Позже, когда он пробовал-таки понять, то есть в человеческих понятиях определить это состояние, получалось нечто вроде всеприсутствия, сверхоткрытости, чувства родства со всем-всем во Вселенной, что уж говорить про Землю, где не то что всякая букашка, каждый камень вдруг виделся не меньше, чем близким родственником, связанным с ним… нет, не так: не связанным, а находящимся вместе с ним в одном животворящем бульоне, в котором всякая боль, печаль и счастье – общие. Что уж говорить о людях, они все стали не просто родня, они все – он сам, все – и зачарованные тёмным духом кровники, и равнодушные чужекровцы, и даже тайные недруги и явные враги… (Не потому ли, думал он потом, вспоминая это состояние, мы их никогда не то что не уничтожаем, хотя по трезвому рассуждению нужно бы, а даже и не наказываем за все творимые против нас подлости и гадости.

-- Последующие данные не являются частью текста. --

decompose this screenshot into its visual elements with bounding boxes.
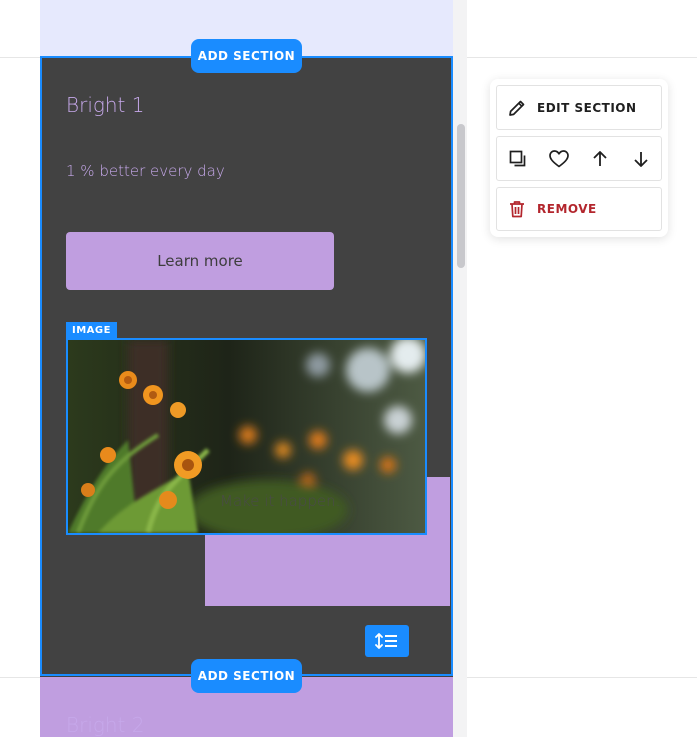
- remove-label: REMOVE: [537, 202, 597, 216]
- remove-section-button[interactable]: REMOVE: [496, 187, 662, 231]
- trash-icon: [507, 199, 527, 219]
- learn-more-button[interactable]: Learn more: [66, 232, 334, 290]
- section-actions-panel: EDIT SECTION REMOVE: [490, 79, 668, 237]
- scrollbar-thumb[interactable]: [457, 124, 465, 268]
- arrow-up-icon[interactable]: [589, 148, 611, 170]
- line-spacing-icon: [375, 633, 397, 649]
- section-heading-2[interactable]: Bright 2: [66, 713, 144, 737]
- image-tag: IMAGE: [66, 322, 117, 338]
- heart-icon[interactable]: [548, 148, 570, 170]
- section-heading[interactable]: Bright 1: [66, 93, 144, 117]
- section-subtitle[interactable]: 1 % better every day: [66, 162, 225, 180]
- duplicate-icon[interactable]: [507, 148, 529, 170]
- edit-section-button[interactable]: EDIT SECTION: [496, 85, 662, 130]
- page-canvas: Bright 1 1 % better every day Learn more: [40, 0, 453, 737]
- arrow-down-icon[interactable]: [630, 148, 652, 170]
- add-section-button-bottom[interactable]: ADD SECTION: [191, 659, 302, 693]
- caption-text[interactable]: Make it happen.: [220, 492, 340, 510]
- section-bright-1[interactable]: Bright 1 1 % better every day Learn more: [40, 57, 453, 677]
- section-spacing-button[interactable]: [365, 625, 409, 657]
- scroll-track: [453, 0, 467, 737]
- pencil-icon: [507, 98, 527, 118]
- add-section-button-top[interactable]: ADD SECTION: [191, 39, 302, 73]
- edit-section-label: EDIT SECTION: [537, 100, 637, 115]
- section-tools-row: [496, 136, 662, 181]
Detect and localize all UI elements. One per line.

Родня по вечности, чёрт бы их драл…)

Пробыл он на тогда косе часа два. Из сладкого забытья вывел его подплывший на челне к берегу старик.

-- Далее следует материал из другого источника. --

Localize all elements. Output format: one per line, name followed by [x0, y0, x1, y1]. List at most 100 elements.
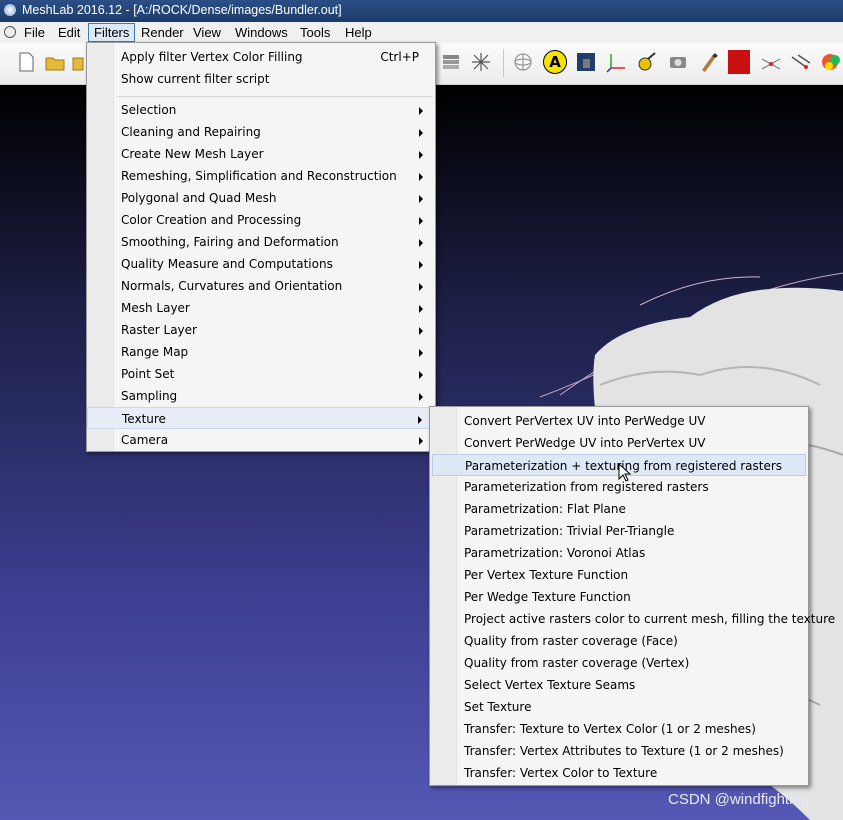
submenu-raster-layer[interactable]: Raster Layer: [87, 319, 435, 341]
menu-item-label: Quality from raster coverage (Vertex): [464, 656, 690, 670]
texture-item[interactable]: Convert PerWedge UV into PerVertex UV: [430, 432, 808, 454]
submenu-sampling[interactable]: Sampling: [87, 385, 435, 407]
sphere-icon[interactable]: [512, 51, 534, 73]
submenu-cleaning[interactable]: Cleaning and Repairing: [87, 121, 435, 143]
submenu-arrow-icon: [419, 195, 423, 203]
submenu-arrow-icon: [419, 261, 423, 269]
submenu-texture[interactable]: Texture: [87, 407, 435, 429]
submenu-point-set[interactable]: Point Set: [87, 363, 435, 385]
menu-view[interactable]: View: [193, 25, 221, 40]
submenu-arrow-icon: [419, 349, 423, 357]
menu-item-label: Convert PerVertex UV into PerWedge UV: [464, 414, 706, 428]
watermark: CSDN @windfighting: [668, 791, 810, 808]
submenu-quality-measure[interactable]: Quality Measure and Computations: [87, 253, 435, 275]
texture-item[interactable]: Transfer: Vertex Attributes to Texture (…: [430, 740, 808, 762]
paint-pot-icon[interactable]: [636, 51, 658, 73]
menu-item-label: Per Vertex Texture Function: [464, 568, 629, 582]
submenu-mesh-layer[interactable]: Mesh Layer: [87, 297, 435, 319]
submenu-polygonal-quad[interactable]: Polygonal and Quad Mesh: [87, 187, 435, 209]
texture-item[interactable]: Select Vertex Texture Seams: [430, 674, 808, 696]
menu-item-label: Parametrization: Trivial Per-Triangle: [464, 524, 675, 538]
submenu-arrow-icon: [419, 393, 423, 401]
texture-item[interactable]: Per Wedge Texture Function: [430, 586, 808, 608]
point-picking-icon[interactable]: [760, 51, 782, 73]
menu-item-label: Set Texture: [464, 700, 532, 714]
submenu-arrow-icon: [419, 173, 423, 181]
menu-item-label: Apply filter Vertex Color Filling: [121, 50, 303, 64]
menu-edit[interactable]: Edit: [58, 25, 80, 40]
menu-item-label: Remeshing, Simplification and Reconstruc…: [121, 169, 397, 183]
annotation-a-label: A: [549, 53, 561, 71]
menu-item-label: Raster Layer: [121, 323, 197, 337]
align-icon[interactable]: [790, 51, 812, 73]
menu-item-label: Quality Measure and Computations: [121, 257, 333, 271]
submenu-arrow-icon: [419, 371, 423, 379]
axis-icon[interactable]: [605, 51, 627, 73]
menu-bar: File Edit Filters Render View Windows To…: [0, 22, 843, 44]
texture-item[interactable]: Parametrization: Trivial Per-Triangle: [430, 520, 808, 542]
system-menu-icon[interactable]: [4, 26, 16, 38]
menu-item-label: Color Creation and Processing: [121, 213, 302, 227]
submenu-arrow-icon: [419, 129, 423, 137]
submenu-arrow-icon: [419, 107, 423, 115]
texture-item[interactable]: Transfer: Texture to Vertex Color (1 or …: [430, 718, 808, 740]
submenu-selection[interactable]: Selection: [87, 99, 435, 121]
menu-item-label: Texture: [122, 412, 166, 426]
texture-item[interactable]: Parametrization: Flat Plane: [430, 498, 808, 520]
menu-item-label: Point Set: [121, 367, 175, 381]
submenu-camera[interactable]: Camera: [87, 429, 435, 451]
texture-item[interactable]: Project active rasters color to current …: [430, 608, 835, 630]
menu-item-label: Create New Mesh Layer: [121, 147, 264, 161]
new-file-icon[interactable]: [15, 51, 37, 73]
raster-icon[interactable]: [575, 51, 597, 73]
menu-windows[interactable]: Windows: [235, 25, 288, 40]
submenu-color-creation[interactable]: Color Creation and Processing: [87, 209, 435, 231]
texture-item[interactable]: Transfer: Vertex Color to Texture: [430, 762, 808, 784]
menu-item-label: Selection: [121, 103, 177, 117]
menu-help[interactable]: Help: [345, 25, 372, 40]
menu-item-label: Convert PerWedge UV into PerVertex UV: [464, 436, 706, 450]
menu-item-label: Per Wedge Texture Function: [464, 590, 631, 604]
color-mesh-icon[interactable]: [820, 51, 842, 73]
texture-item[interactable]: Quality from raster coverage (Vertex): [430, 652, 808, 674]
menu-item-label: Transfer: Texture to Vertex Color (1 or …: [464, 722, 756, 736]
menu-item-show-filter-script[interactable]: Show current filter script: [87, 68, 435, 90]
texture-item[interactable]: Parametrization: Voronoi Atlas: [430, 542, 808, 564]
menu-file[interactable]: File: [24, 25, 45, 40]
menu-tools[interactable]: Tools: [300, 25, 330, 40]
window-title: MeshLab 2016.12 - [A:/ROCK/Dense/images/…: [22, 3, 342, 17]
menu-item-label: Quality from raster coverage (Face): [464, 634, 678, 648]
menu-render[interactable]: Render: [141, 25, 184, 40]
brush-icon[interactable]: [698, 51, 720, 73]
submenu-normals[interactable]: Normals, Curvatures and Orientation: [87, 275, 435, 297]
submenu-arrow-icon: [419, 151, 423, 159]
menu-item-label: Smoothing, Fairing and Deformation: [121, 235, 339, 249]
texture-item[interactable]: Quality from raster coverage (Face): [430, 630, 808, 652]
annotation-a-icon[interactable]: A: [543, 50, 567, 74]
layers-icon[interactable]: [440, 51, 462, 73]
menu-filters[interactable]: Filters: [88, 23, 136, 42]
menu-item-label: Mesh Layer: [121, 301, 190, 315]
submenu-arrow-icon: [419, 239, 423, 247]
texture-item[interactable]: Set Texture: [430, 696, 808, 718]
submenu-arrow-icon: [419, 437, 423, 445]
filters-menu: Apply filter Vertex Color Filling Ctrl+P…: [86, 42, 436, 452]
menu-item-apply-filter[interactable]: Apply filter Vertex Color Filling Ctrl+P: [87, 46, 435, 68]
submenu-range-map[interactable]: Range Map: [87, 341, 435, 363]
submenu-create-mesh-layer[interactable]: Create New Mesh Layer: [87, 143, 435, 165]
open-folder-icon[interactable]: [44, 51, 66, 73]
camera-icon[interactable]: [667, 51, 689, 73]
menu-separator: [117, 96, 433, 97]
open-project-icon[interactable]: [72, 51, 84, 73]
menu-item-label: Transfer: Vertex Attributes to Texture (…: [464, 744, 784, 758]
manipulator-icon[interactable]: [470, 51, 492, 73]
paint-p-icon[interactable]: [728, 50, 750, 74]
title-bar: MeshLab 2016.12 - [A:/ROCK/Dense/images/…: [0, 0, 843, 22]
submenu-smoothing[interactable]: Smoothing, Fairing and Deformation: [87, 231, 435, 253]
menu-item-label: Parametrization: Voronoi Atlas: [464, 546, 646, 560]
texture-item[interactable]: Per Vertex Texture Function: [430, 564, 808, 586]
submenu-arrow-icon: [419, 283, 423, 291]
texture-item[interactable]: Convert PerVertex UV into PerWedge UV: [430, 410, 808, 432]
menu-item-label: Cleaning and Repairing: [121, 125, 261, 139]
submenu-remeshing[interactable]: Remeshing, Simplification and Reconstruc…: [87, 165, 435, 187]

– Ночь без минуты, ай забылся? – спросил то ли с усмешкой, то ли с сочувствием. – Давно на тебя гляжу.

Шура очнулся, но не мгновенно, не сразу – сначала как будто махнул рукой напряжённо ожидающим этого взмаха товарищам: «Здесь!»

– Московский?

– Нет, из Лыткарино, – ещё озирался, вспоминая себя. Отчего-то болели, как перенатруженные, плечи.

– Знатное место.

– Чем?

– Там же камень!

Старик был маленький, сухонький – так себе, глаза только улыбались, именно глаза, как будто не с этого лица, изморщиненного, щетинистого, невнятного, да обратил внимание на коричневую пятерню, держащую весло – чисто клешня, она была на уровне головы и, даже сжавшая древко, казалась больше головы вместе с кепчонкой и торчащими из-под неё пегими клочками волос. «Хиромант заплачет… заблудится и заплачет».

– Ну, у тебя, дед, и ручищи, – неожиданно для себя самого, вместо вопроса про камень (какой камень? Карьеры, что ли? Какое ему тут, на Оке, дело до лыткаринских карьеров?), глупо сказал Шура и отвёл за спину свои, хоть и крепкие, но по сравнению со стариковскими маленькие белые ладошки.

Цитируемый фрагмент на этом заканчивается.